Berdasarkan Peraturan Menteri Keuangan (PMK) Nomor 68 Tahun 2022, atas penyerahan aset kripto, besaran PPN yang dipungut dan disetor sebesar 1 persen dari tarif PPN umum atau sebesar 0,11 persen.
Bila perdagangan tidak dilakukan pedagang fisik aset kripto, maka besaran PPN yang dipungut dan disetor sebesar 2 persen dari tarif PPN umum atau sebesar 0,22 persen.
Sementara untuk pajak penghasilan, pada Pasal 19 disebutkan, penghasilan yang diterima oleh penjual aset kripto, penyelenggara perdagangan melalui sistem elektronik, dan penambang merupakan penghasilan yang terutang pajak penghasilan (PPh).
Penjual ini dikenakan PPh Pasal 22 dengan tarif 0,1 persen. Bila penyelenggara perdagangan melalui sistem elektronik bukan pedagang fisik aset kripto, PPh Pasal 22 bersifat final yang dipungut sebesar 0,2 persen.
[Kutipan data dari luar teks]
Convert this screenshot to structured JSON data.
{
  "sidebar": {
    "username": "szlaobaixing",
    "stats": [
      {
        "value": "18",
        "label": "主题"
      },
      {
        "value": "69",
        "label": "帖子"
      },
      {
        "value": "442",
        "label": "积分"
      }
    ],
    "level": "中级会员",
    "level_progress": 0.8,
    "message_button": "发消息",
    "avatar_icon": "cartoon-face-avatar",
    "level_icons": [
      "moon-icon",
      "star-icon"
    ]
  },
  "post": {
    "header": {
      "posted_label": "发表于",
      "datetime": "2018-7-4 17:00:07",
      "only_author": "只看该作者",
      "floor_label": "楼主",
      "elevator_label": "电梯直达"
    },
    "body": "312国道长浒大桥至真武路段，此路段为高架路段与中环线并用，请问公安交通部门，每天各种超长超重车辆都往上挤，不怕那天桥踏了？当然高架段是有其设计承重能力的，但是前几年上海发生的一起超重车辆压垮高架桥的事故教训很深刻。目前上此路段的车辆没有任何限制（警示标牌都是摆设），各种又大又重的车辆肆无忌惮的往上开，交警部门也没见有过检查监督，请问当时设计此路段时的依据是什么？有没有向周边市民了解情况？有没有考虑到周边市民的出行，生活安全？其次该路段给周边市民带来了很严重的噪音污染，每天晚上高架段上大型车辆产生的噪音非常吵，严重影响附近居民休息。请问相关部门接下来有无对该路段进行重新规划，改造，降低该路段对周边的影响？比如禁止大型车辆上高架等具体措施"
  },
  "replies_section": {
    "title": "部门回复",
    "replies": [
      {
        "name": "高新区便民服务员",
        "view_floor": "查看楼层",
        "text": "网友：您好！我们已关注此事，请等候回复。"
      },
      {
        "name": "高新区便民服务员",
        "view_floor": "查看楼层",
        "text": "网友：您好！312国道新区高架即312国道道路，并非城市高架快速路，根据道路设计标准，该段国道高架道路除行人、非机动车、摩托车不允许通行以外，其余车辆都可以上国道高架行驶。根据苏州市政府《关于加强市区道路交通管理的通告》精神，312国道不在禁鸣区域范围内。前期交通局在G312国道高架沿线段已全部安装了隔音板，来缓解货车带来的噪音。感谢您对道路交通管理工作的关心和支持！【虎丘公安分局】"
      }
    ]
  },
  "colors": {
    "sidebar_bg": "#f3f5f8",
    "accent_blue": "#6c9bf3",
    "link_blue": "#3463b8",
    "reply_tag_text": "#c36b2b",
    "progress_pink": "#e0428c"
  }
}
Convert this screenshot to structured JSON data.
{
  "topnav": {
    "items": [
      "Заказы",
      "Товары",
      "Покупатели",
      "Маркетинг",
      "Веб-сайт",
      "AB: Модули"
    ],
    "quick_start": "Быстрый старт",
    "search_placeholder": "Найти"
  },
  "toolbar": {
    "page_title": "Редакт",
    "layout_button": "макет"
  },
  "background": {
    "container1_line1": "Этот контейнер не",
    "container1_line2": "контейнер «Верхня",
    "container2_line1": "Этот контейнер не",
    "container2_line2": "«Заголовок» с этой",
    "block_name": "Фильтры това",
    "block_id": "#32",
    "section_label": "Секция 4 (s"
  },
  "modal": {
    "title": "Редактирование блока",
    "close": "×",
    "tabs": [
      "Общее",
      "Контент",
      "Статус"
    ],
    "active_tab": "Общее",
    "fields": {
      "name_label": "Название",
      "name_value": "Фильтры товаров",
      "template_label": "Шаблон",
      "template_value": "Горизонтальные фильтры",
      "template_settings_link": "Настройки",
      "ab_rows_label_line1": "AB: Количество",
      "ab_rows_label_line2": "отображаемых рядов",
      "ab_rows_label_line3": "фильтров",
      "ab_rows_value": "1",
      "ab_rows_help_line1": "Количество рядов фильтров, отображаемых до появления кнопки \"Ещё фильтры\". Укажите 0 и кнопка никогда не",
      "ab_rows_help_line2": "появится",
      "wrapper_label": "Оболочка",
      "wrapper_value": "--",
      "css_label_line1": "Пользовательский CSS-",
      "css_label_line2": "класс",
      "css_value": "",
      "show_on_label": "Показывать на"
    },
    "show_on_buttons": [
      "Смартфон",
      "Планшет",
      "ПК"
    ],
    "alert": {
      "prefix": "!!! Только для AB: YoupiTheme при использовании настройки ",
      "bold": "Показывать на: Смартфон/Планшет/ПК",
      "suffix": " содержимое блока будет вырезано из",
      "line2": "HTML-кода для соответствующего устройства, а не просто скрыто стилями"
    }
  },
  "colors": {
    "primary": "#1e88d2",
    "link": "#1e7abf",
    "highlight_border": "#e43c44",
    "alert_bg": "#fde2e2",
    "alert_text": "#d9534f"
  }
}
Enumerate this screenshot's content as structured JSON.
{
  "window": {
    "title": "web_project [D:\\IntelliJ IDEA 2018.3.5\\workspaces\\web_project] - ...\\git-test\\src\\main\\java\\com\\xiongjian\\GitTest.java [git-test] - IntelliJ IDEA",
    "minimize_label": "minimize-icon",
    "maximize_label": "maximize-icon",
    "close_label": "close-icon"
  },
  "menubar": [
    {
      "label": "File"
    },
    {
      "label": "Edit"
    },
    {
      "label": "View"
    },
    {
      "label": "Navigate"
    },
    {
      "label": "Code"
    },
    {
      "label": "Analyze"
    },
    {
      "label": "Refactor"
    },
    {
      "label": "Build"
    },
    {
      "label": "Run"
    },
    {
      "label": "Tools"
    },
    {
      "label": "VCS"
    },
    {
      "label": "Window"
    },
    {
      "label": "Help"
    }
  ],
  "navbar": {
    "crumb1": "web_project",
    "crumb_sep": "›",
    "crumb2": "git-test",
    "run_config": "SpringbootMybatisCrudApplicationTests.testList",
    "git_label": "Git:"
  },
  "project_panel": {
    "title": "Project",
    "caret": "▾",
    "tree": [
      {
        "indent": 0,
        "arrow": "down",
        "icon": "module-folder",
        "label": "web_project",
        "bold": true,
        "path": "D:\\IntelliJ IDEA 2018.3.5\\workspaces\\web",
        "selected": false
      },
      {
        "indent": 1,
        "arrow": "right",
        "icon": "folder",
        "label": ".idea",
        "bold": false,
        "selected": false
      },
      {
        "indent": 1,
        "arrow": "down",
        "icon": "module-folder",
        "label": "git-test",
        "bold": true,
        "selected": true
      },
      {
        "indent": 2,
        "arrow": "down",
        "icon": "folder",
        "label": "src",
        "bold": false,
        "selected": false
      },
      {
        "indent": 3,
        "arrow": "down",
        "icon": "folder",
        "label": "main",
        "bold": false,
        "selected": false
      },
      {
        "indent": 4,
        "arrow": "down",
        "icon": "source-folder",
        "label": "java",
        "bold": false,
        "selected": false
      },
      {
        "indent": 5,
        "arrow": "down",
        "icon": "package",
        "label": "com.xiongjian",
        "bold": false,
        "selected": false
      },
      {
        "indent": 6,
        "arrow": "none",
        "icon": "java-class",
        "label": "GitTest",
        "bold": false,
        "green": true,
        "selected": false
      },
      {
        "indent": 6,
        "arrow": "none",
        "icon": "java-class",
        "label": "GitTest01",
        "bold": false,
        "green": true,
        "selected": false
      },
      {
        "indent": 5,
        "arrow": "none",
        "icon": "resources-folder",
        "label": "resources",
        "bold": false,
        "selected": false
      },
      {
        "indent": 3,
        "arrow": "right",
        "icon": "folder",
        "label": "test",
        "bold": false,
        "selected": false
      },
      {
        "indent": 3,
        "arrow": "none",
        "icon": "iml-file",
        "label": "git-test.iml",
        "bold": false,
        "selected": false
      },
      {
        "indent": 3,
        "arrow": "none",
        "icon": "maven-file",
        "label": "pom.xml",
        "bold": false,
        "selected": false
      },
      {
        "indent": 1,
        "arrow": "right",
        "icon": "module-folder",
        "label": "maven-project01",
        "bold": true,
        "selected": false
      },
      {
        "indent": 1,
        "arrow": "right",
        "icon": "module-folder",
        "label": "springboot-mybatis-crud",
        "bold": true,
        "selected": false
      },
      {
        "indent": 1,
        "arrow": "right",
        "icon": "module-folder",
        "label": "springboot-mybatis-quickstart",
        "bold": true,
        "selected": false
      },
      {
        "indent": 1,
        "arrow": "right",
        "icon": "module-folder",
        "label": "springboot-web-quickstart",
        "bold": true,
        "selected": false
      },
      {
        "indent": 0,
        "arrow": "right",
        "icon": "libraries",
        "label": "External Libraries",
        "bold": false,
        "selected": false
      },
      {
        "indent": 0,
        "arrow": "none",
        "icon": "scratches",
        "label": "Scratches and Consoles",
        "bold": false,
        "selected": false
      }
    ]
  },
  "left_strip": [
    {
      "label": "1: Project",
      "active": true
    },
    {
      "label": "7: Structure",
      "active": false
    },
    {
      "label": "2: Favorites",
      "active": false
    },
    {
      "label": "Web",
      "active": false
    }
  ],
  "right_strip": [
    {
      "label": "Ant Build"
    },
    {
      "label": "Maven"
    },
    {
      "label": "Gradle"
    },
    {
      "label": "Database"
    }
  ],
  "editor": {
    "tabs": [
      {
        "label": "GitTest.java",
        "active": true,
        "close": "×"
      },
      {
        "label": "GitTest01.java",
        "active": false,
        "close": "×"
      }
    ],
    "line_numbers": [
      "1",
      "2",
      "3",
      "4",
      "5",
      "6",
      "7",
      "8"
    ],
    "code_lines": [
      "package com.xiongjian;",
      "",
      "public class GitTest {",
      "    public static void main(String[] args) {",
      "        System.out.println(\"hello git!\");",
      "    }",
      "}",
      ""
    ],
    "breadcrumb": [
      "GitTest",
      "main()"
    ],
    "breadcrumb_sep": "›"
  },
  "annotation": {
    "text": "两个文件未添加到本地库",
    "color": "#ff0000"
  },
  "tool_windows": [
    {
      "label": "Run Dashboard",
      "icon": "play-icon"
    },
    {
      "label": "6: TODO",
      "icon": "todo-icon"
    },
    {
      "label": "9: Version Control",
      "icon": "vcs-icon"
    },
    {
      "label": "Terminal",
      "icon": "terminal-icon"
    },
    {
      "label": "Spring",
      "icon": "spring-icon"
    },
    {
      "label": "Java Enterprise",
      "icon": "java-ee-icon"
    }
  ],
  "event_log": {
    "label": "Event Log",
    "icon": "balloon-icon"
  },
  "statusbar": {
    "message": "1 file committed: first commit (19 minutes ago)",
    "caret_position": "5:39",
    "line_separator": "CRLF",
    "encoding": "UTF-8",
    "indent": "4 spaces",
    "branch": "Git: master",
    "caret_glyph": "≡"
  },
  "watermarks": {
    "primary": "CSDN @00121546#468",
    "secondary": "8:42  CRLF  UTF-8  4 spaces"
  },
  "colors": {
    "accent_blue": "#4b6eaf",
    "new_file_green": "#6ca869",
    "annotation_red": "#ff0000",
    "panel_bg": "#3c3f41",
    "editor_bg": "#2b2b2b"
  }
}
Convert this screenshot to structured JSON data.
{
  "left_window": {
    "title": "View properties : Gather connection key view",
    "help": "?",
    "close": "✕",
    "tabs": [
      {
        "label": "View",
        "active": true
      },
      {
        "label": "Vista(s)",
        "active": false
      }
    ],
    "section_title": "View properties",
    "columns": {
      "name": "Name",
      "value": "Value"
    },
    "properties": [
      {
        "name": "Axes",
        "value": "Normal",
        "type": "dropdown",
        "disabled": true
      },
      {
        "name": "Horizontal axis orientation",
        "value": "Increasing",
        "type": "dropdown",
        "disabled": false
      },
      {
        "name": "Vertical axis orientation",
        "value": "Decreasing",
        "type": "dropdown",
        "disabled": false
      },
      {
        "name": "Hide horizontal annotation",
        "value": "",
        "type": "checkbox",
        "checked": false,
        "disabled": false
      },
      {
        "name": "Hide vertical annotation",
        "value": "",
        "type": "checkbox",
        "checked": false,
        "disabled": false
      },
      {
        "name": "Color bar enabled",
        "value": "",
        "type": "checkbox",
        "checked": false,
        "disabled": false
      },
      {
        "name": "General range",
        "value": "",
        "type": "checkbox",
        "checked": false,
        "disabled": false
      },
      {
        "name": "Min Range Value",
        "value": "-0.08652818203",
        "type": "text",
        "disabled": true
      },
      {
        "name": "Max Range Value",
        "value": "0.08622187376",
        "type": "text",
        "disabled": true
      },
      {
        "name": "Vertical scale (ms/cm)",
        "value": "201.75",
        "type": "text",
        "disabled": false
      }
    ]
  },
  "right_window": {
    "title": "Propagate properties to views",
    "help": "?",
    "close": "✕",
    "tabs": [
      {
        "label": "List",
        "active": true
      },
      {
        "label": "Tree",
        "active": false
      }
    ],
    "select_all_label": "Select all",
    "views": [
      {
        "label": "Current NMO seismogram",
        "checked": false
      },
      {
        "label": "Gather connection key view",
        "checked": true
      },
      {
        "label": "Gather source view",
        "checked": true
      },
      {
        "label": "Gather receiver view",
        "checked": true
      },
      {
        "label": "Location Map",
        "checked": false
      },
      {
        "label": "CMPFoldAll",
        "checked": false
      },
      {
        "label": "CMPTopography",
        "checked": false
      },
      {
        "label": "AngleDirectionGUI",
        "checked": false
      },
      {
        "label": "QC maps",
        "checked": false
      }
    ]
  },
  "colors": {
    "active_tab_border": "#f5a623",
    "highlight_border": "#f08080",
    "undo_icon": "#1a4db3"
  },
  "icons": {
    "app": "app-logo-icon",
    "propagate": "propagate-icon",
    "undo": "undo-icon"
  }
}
“Fee transaksi ditambah pajak yang diterapkan oleh exchange lokal kalah kompetitif dengan exchange global yang lebih jauh rendah dengan rata rata trading fee mereka. Hal ini yang membuat nasabah beralih untuk mencari cost trading termurah,” kata Teguh, Ketua Umum Aspakrindo.
Dikutip dari Kumparan.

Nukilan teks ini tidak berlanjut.